The International Energy Agency’s most recent tracking data confirms a paradox that development economists have flagged for years: Africa holds roughly 60% of the world’s best solar resources, yet the continent draws only around 2-3% of global clean energy investment. UN Secretary-General António Guterres called the imbalance economically irrational and unjust at London Climate Action Week, and the numbers back him up.

The Scale of the Gap

Global energy investment is projected to reach $3.2-3.4 trillion in 2026, with clean energy accounting for roughly $2.0-2.2 trillion of that total. Africa’s share of that clean energy spending remains a low single-digit percentage, despite the continent holding a fifth of the world’s population and the resource base to become a global renewable energy leader. More than 600 million Africans still lack access to electricity — a number that is falling, but at half the annual rate it was a decade ago.

Why the Capital Isn’t Flowing

This is not a resource problem or a technology problem — solar and wind are now cheaper than coal and gas in markets like Nigeria, Egypt, and South Africa. It is a risk-perception and project-finance problem. International public finance remains concentrated in senior secured debt rather than the equity and guarantee instruments that de-risk early-stage projects, and development finance institutions have pulled back sharply: Chinese DFI spending on African energy has contracted by more than 85% over the past decade.

What’s Changing — and What Development Professionals Need to Track

  • Blended finance mechanisms are scaling. The AfDB-backed ADF-17 replenishment ($11 billion) and the World Bank’s MIGA guarantee framework ($1.65 billion) are both explicitly designed to absorb the early-stage risk that has historically kept institutional capital out of African renewable projects.
  • Private sector clean energy investment is growing fast off a low base — tripling from around $17 billion in 2019 to nearly $40 billion in 2024 — even as public development finance for energy has fallen roughly a third over the same period.
  • Project bankability, not capital availability, is now the binding constraint. Multiple G7-backed initiatives report the same barrier: a shortage of well-structured, investment-ready project pipelines rather than a shortage of willing capital.

The Implication for NGOs and Development Partners

Organizations working in climate finance, renewable energy access, or infrastructure development need staff who understand blended finance structuring, climate investment readiness, and how to package viable projects for DFI and multilateral funding — skills that are currently in short supply relative to demand across the sector.
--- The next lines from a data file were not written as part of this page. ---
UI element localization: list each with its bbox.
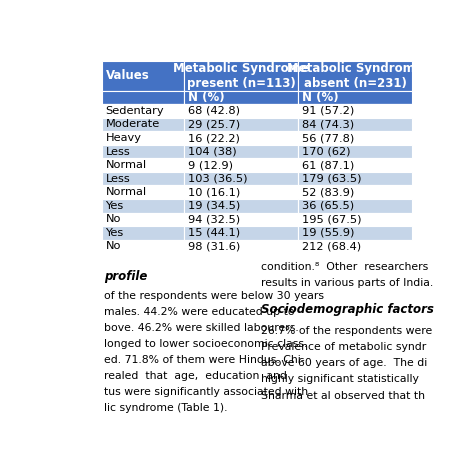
Text: Prevalence of metabolic syndr: Prevalence of metabolic syndr xyxy=(261,342,426,352)
Bar xyxy=(184,226,298,240)
Text: 98 (31.6): 98 (31.6) xyxy=(188,241,240,251)
Text: 9 (12.9): 9 (12.9) xyxy=(188,160,233,170)
Bar xyxy=(298,185,412,199)
Bar xyxy=(184,91,298,104)
Text: Yes: Yes xyxy=(106,201,124,211)
Bar xyxy=(184,199,298,212)
Text: highly significant statistically: highly significant statistically xyxy=(261,374,419,384)
Text: Sociodemographic factors: Sociodemographic factors xyxy=(261,303,433,316)
Bar xyxy=(184,131,298,145)
Text: 26.7% of the respondents were: 26.7% of the respondents were xyxy=(261,326,432,336)
Text: profile: profile xyxy=(104,270,147,283)
Text: Normal: Normal xyxy=(106,187,146,197)
Text: of the respondents were below 30 years: of the respondents were below 30 years xyxy=(104,291,324,301)
Text: No: No xyxy=(106,241,121,251)
Bar xyxy=(298,104,412,118)
Bar xyxy=(184,172,298,185)
Bar xyxy=(102,226,184,240)
Text: Metabolic Syndrome
present (n=113): Metabolic Syndrome present (n=113) xyxy=(173,62,309,90)
Bar xyxy=(184,185,298,199)
Bar xyxy=(298,145,412,158)
Bar xyxy=(102,104,184,118)
Text: 212 (68.4): 212 (68.4) xyxy=(302,241,361,251)
Text: results in various parts of India.: results in various parts of India. xyxy=(261,278,433,289)
Text: 29 (25.7): 29 (25.7) xyxy=(188,119,240,129)
Text: Metabolic Syndrome
absent (n=231): Metabolic Syndrome absent (n=231) xyxy=(287,62,423,90)
Bar xyxy=(184,158,298,172)
Text: 104 (38): 104 (38) xyxy=(188,146,237,156)
Bar xyxy=(102,185,184,199)
Text: 15 (44.1): 15 (44.1) xyxy=(188,228,240,238)
Bar xyxy=(102,158,184,172)
Bar xyxy=(184,212,298,226)
Text: 91 (57.2): 91 (57.2) xyxy=(302,106,354,116)
Text: Yes: Yes xyxy=(106,228,124,238)
Text: 19 (55.9): 19 (55.9) xyxy=(302,228,354,238)
Bar xyxy=(298,240,412,253)
Text: 61 (87.1): 61 (87.1) xyxy=(302,160,354,170)
Bar xyxy=(184,145,298,158)
Text: longed to lower socioeconomic class.: longed to lower socioeconomic class. xyxy=(104,339,307,349)
Text: 10 (16.1): 10 (16.1) xyxy=(188,187,240,197)
Text: 52 (83.9): 52 (83.9) xyxy=(302,187,354,197)
Bar xyxy=(102,61,184,91)
Bar xyxy=(184,240,298,253)
Text: 16 (22.2): 16 (22.2) xyxy=(188,133,239,143)
Text: No: No xyxy=(106,214,121,224)
Text: above 60 years of age.  The di: above 60 years of age. The di xyxy=(261,358,427,368)
Bar xyxy=(184,61,298,91)
Text: 68 (42.8): 68 (42.8) xyxy=(188,106,240,116)
Text: Normal: Normal xyxy=(106,160,146,170)
Text: bove. 46.2% were skilled labourers.: bove. 46.2% were skilled labourers. xyxy=(104,323,299,333)
Bar xyxy=(298,118,412,131)
Text: N (%): N (%) xyxy=(302,91,338,104)
Text: ed. 71.8% of them were Hindus. Chi-: ed. 71.8% of them were Hindus. Chi- xyxy=(104,355,304,365)
Bar xyxy=(298,131,412,145)
Text: 84 (74.3): 84 (74.3) xyxy=(302,119,354,129)
Bar xyxy=(184,118,298,131)
Text: N (%): N (%) xyxy=(188,91,224,104)
Bar xyxy=(298,172,412,185)
Text: 19 (34.5): 19 (34.5) xyxy=(188,201,240,211)
Text: 56 (77.8): 56 (77.8) xyxy=(302,133,354,143)
Bar xyxy=(298,158,412,172)
Text: condition.⁸  Other  researchers: condition.⁸ Other researchers xyxy=(261,262,428,273)
Text: Less: Less xyxy=(106,146,130,156)
Bar xyxy=(298,212,412,226)
Text: realed  that  age,  education  and: realed that age, education and xyxy=(104,371,287,381)
Bar xyxy=(102,145,184,158)
Text: 36 (65.5): 36 (65.5) xyxy=(302,201,354,211)
Bar xyxy=(102,172,184,185)
Text: 195 (67.5): 195 (67.5) xyxy=(302,214,361,224)
Bar xyxy=(102,131,184,145)
Bar xyxy=(102,212,184,226)
Text: 103 (36.5): 103 (36.5) xyxy=(188,173,247,183)
Text: Less: Less xyxy=(106,173,130,183)
Text: Sharma et al observed that th: Sharma et al observed that th xyxy=(261,391,425,401)
Bar xyxy=(298,91,412,104)
Text: 179 (63.5): 179 (63.5) xyxy=(302,173,361,183)
Bar xyxy=(298,61,412,91)
Bar xyxy=(102,240,184,253)
Text: 94 (32.5): 94 (32.5) xyxy=(188,214,240,224)
Text: Moderate: Moderate xyxy=(106,119,160,129)
Text: Sedentary: Sedentary xyxy=(106,106,164,116)
Bar xyxy=(102,91,184,104)
Text: lic syndrome (Table 1).: lic syndrome (Table 1). xyxy=(104,403,227,413)
Bar xyxy=(102,118,184,131)
Bar xyxy=(184,104,298,118)
Text: Heavy: Heavy xyxy=(106,133,142,143)
Text: 170 (62): 170 (62) xyxy=(302,146,350,156)
Text: Values: Values xyxy=(106,69,149,82)
Text: males. 44.2% were educated up to: males. 44.2% were educated up to xyxy=(104,307,294,317)
Bar xyxy=(298,226,412,240)
Bar xyxy=(102,199,184,212)
Bar xyxy=(298,199,412,212)
Text: tus were significantly associated with: tus were significantly associated with xyxy=(104,387,308,397)
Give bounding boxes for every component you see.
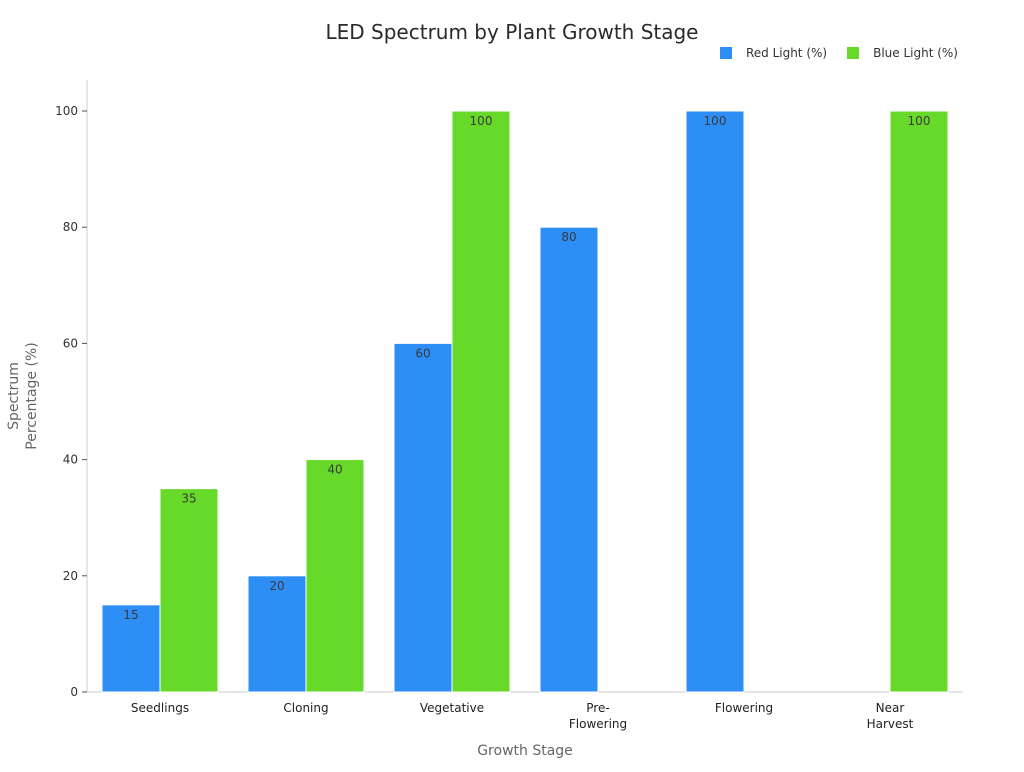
y-tick-label: 100 [55, 104, 78, 118]
data-label: 15 [123, 608, 138, 622]
bar-red [393, 342, 453, 693]
bar-blue [305, 459, 365, 693]
y-tick-label: 60 [63, 336, 78, 350]
data-label: 100 [470, 114, 493, 128]
bar-red [685, 110, 745, 693]
x-tick-label: Cloning [283, 701, 328, 715]
bar-red [101, 604, 161, 693]
bar-red [539, 226, 599, 693]
legend-item-blue[interactable]: Blue Light (%) [847, 46, 958, 60]
data-label: 80 [561, 230, 576, 244]
data-label: 20 [269, 579, 284, 593]
legend-item-red[interactable]: Red Light (%) [719, 46, 828, 60]
x-axis-title: Growth Stage [477, 743, 573, 759]
data-label: 100 [704, 114, 727, 128]
data-label: 40 [327, 463, 342, 477]
legend-label-blue: Blue Light (%) [873, 46, 958, 60]
bar-red [247, 575, 307, 693]
data-label: 60 [415, 346, 430, 360]
data-label: 35 [181, 492, 196, 506]
x-tick-label: Seedlings [131, 701, 189, 715]
y-tick-label: 80 [63, 220, 78, 234]
legend-swatch-red [719, 47, 732, 59]
y-tick-label: 40 [63, 453, 78, 467]
x-tick-label: Flowering [715, 701, 773, 715]
bar-blue [889, 110, 949, 693]
x-tick-label: Vegetative [420, 701, 484, 715]
chart-title: LED Spectrum by Plant Growth Stage [325, 20, 699, 44]
bar-blue [159, 488, 219, 693]
legend-swatch-blue [847, 47, 860, 59]
legend: Red Light (%) Blue Light (%) [700, 46, 958, 60]
bar-blue [451, 110, 511, 693]
y-axis-title: Spectrum Percentage (%) [6, 342, 40, 449]
y-tick-label: 0 [70, 685, 78, 699]
y-tick-label: 20 [63, 569, 78, 583]
x-tick-label: Near Harvest [867, 701, 914, 731]
legend-label-red: Red Light (%) [745, 46, 828, 60]
data-label: 100 [908, 114, 931, 128]
x-tick-label: Pre-Flowering [569, 701, 627, 731]
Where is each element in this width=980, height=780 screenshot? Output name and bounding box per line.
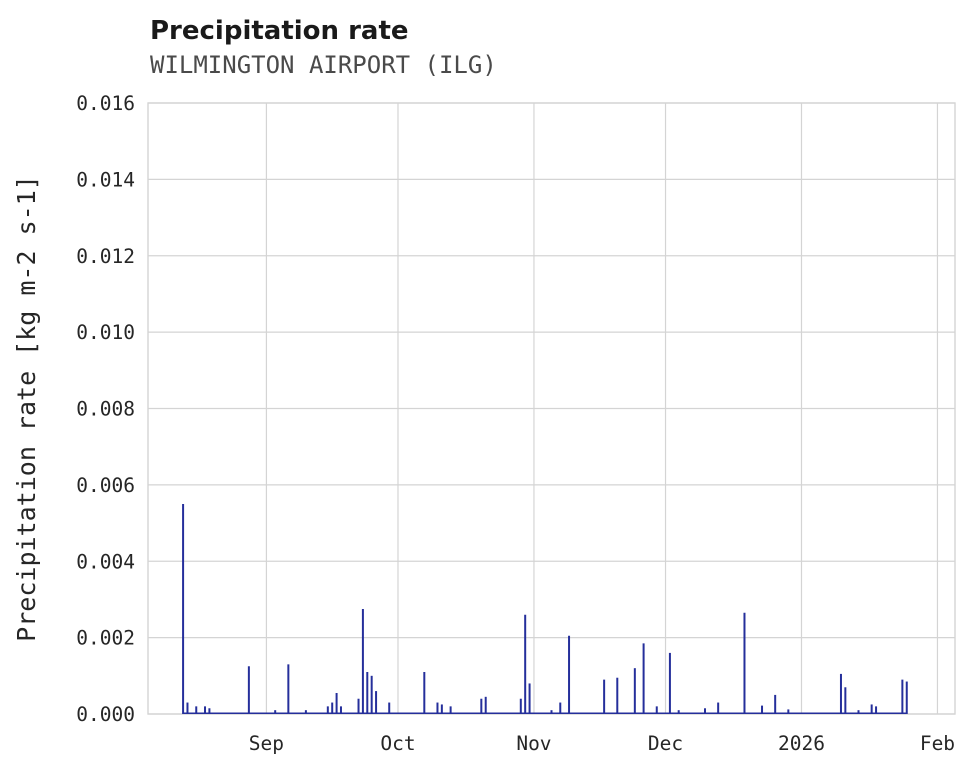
y-tick-label: 0.002 [76,627,135,650]
x-tick-label: Feb [920,732,955,755]
chart-subtitle: WILMINGTON AIRPORT (ILG) [150,51,497,79]
chart-title: Precipitation rate [150,16,409,46]
y-tick-label: 0.000 [76,703,135,726]
y-tick-label: 0.014 [76,168,135,191]
y-tick-label: 0.016 [76,92,135,115]
x-tick-label: Dec [648,732,683,755]
y-tick-label: 0.008 [76,398,135,421]
x-tick-label: Nov [516,732,551,755]
x-tick-label: Sep [249,732,284,755]
y-tick-label: 0.012 [76,245,135,268]
x-tick-label: Oct [380,732,415,755]
y-tick-label: 0.010 [76,321,135,344]
y-tick-label: 0.004 [76,550,135,573]
y-tick-label: 0.006 [76,474,135,497]
x-tick-label: 2026 [778,732,825,755]
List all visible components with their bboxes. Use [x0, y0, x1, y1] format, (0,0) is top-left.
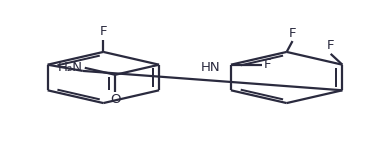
Text: H₂N: H₂N	[58, 61, 83, 74]
Text: F: F	[99, 25, 107, 38]
Text: F: F	[327, 39, 335, 52]
Text: HN: HN	[201, 61, 220, 74]
Text: F: F	[289, 27, 296, 40]
Text: O: O	[110, 93, 121, 106]
Text: F: F	[264, 58, 271, 71]
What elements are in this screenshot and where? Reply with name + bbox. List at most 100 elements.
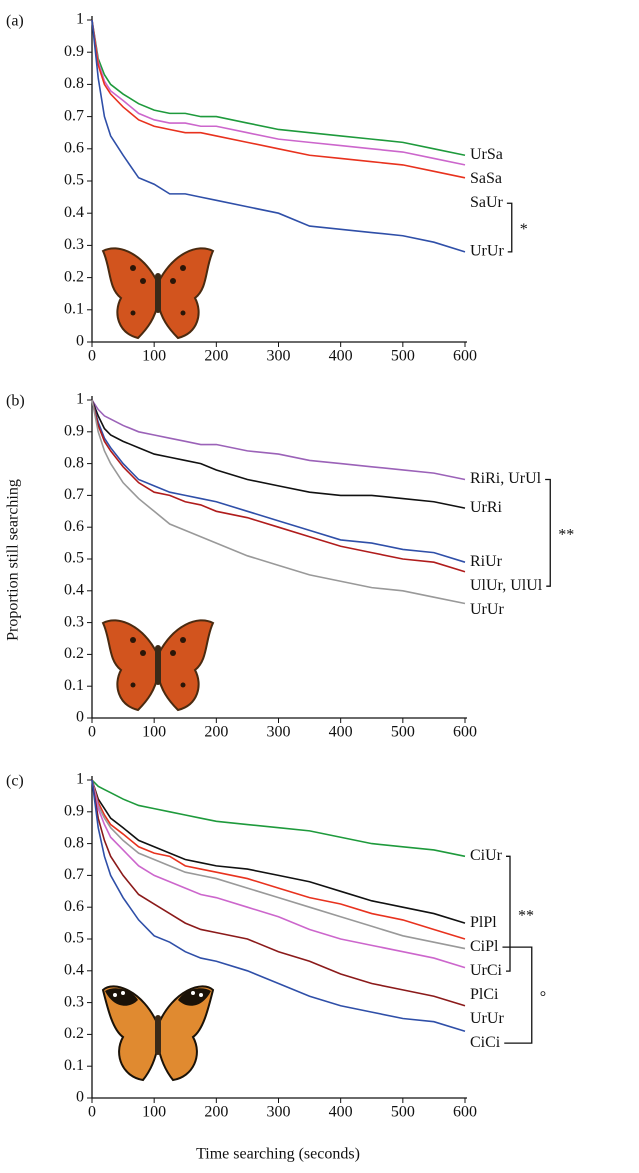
survival-line	[91, 779, 466, 1007]
series-label: SaSa	[470, 170, 502, 187]
x-tick-label: 0	[88, 1104, 96, 1121]
significance-label: *	[520, 221, 528, 238]
y-tick-label: 0.8	[64, 75, 84, 92]
y-tick-label: 0.3	[64, 613, 84, 630]
butterfly-image	[102, 247, 214, 339]
series-label: UrCi	[470, 962, 503, 979]
survival-line	[91, 19, 466, 253]
series-label: CiCi	[470, 1034, 501, 1051]
x-tick-label: 500	[391, 724, 415, 741]
y-tick-label: 0.4	[64, 961, 84, 978]
survival-line	[91, 399, 466, 573]
y-tick-label: 0.6	[64, 139, 84, 156]
significance-bracket	[506, 202, 513, 253]
y-tick-label: 0.7	[64, 107, 84, 124]
y-tick-label: 0.7	[64, 486, 84, 503]
series-label: PlPl	[470, 914, 497, 931]
series-label: RiUr	[470, 553, 503, 570]
series-label: PlCi	[470, 986, 499, 1003]
y-tick-label: 0.9	[64, 422, 84, 439]
significance-label: °	[540, 989, 546, 1006]
y-tick-label: 0.2	[64, 268, 84, 285]
x-tick-label: 300	[267, 1104, 291, 1121]
significance-label: **	[558, 527, 574, 544]
survival-line	[91, 399, 466, 605]
y-tick-label: 0.7	[64, 866, 84, 883]
y-tick-label: 0.2	[64, 1025, 84, 1042]
x-tick-label: 100	[142, 724, 166, 741]
y-tick-label: 0.4	[64, 581, 84, 598]
x-tick-label: 0	[88, 724, 96, 741]
x-tick-label: 600	[453, 348, 477, 365]
butterfly-image	[102, 619, 214, 711]
series-label: UrUr	[470, 1010, 504, 1027]
x-tick-label: 200	[204, 724, 228, 741]
x-tick-label: 100	[142, 1104, 166, 1121]
survival-line	[91, 399, 466, 481]
x-tick-label: 200	[204, 348, 228, 365]
y-tick-label: 0.2	[64, 645, 84, 662]
y-tick-label: 0.1	[64, 1057, 84, 1074]
survival-line	[91, 779, 466, 969]
y-tick-label: 0.6	[64, 898, 84, 915]
y-tick-label: 1	[76, 391, 84, 408]
survival-line	[91, 399, 466, 509]
series-label: SaUr	[470, 194, 504, 211]
significance-label: **	[518, 907, 534, 924]
series-label: UrUr	[470, 243, 504, 260]
x-tick-label: 500	[391, 1104, 415, 1121]
x-tick-label: 400	[329, 348, 353, 365]
survival-line	[91, 779, 466, 940]
panel-label: (b)	[6, 393, 25, 410]
x-tick-label: 100	[142, 348, 166, 365]
series-label: RiRi, UrUl	[470, 470, 542, 487]
significance-bracket	[506, 855, 511, 972]
y-tick-label: 0.1	[64, 300, 84, 317]
survival-line	[91, 19, 466, 179]
y-tick-label: 0	[76, 333, 84, 350]
survival-line	[91, 399, 466, 563]
x-tick-label: 300	[267, 724, 291, 741]
series-label: UrRi	[470, 499, 503, 516]
y-tick-label: 1	[76, 771, 84, 788]
panel-label: (a)	[6, 13, 24, 30]
x-axis-label: Time searching (seconds)	[196, 1146, 360, 1163]
y-tick-label: 0.5	[64, 550, 84, 567]
significance-bracket	[545, 478, 551, 587]
series-label: CiPl	[470, 938, 499, 955]
x-tick-label: 0	[88, 348, 96, 365]
y-tick-label: 0.8	[64, 454, 84, 471]
series-label: UrSa	[470, 146, 503, 163]
series-label: UrUr	[470, 601, 504, 618]
y-tick-label: 0.6	[64, 518, 84, 535]
y-tick-label: 0	[76, 1089, 84, 1106]
y-tick-label: 0.5	[64, 930, 84, 947]
x-tick-label: 600	[453, 1104, 477, 1121]
y-tick-label: 0.3	[64, 993, 84, 1010]
survival-line	[91, 779, 466, 950]
y-tick-label: 0.9	[64, 43, 84, 60]
significance-bracket	[502, 946, 533, 1044]
y-tick-label: 0.5	[64, 172, 84, 189]
x-tick-label: 600	[453, 724, 477, 741]
y-tick-label: 0	[76, 709, 84, 726]
series-label: CiUr	[470, 847, 503, 864]
x-tick-label: 400	[329, 724, 353, 741]
y-tick-label: 0.1	[64, 677, 84, 694]
survival-line	[91, 779, 466, 924]
butterfly-image	[102, 985, 214, 1081]
y-tick-label: 0.4	[64, 204, 84, 221]
y-tick-label: 0.8	[64, 834, 84, 851]
y-axis-label: Proportion still searching	[5, 479, 22, 641]
y-tick-label: 0.3	[64, 236, 84, 253]
x-tick-label: 500	[391, 348, 415, 365]
survival-line	[91, 779, 466, 858]
survival-line	[91, 19, 466, 157]
y-tick-label: 1	[76, 11, 84, 28]
survival-line	[91, 19, 466, 166]
x-tick-label: 300	[267, 348, 291, 365]
panel-label: (c)	[6, 773, 24, 790]
survival-line	[91, 779, 466, 1032]
x-tick-label: 200	[204, 1104, 228, 1121]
This is precisely the bottleneck several of the reports above identify: capital exists, bankable projects do not.

Africa Training Institute’s Climate Change and Renewable Energy training programmes are designed to close that exact gap — building the project structuring and climate finance literacy that development professionals need to move African renewable projects from concept to investment-ready.

Key Takeaway

The investment gap is a policy and structuring failure, not a resource one. Development professionals who build genuine capacity in climate finance and bankable project design are positioned to convert this widely documented gap into funded programmes — rather than watching the capital continue to flow elsewhere.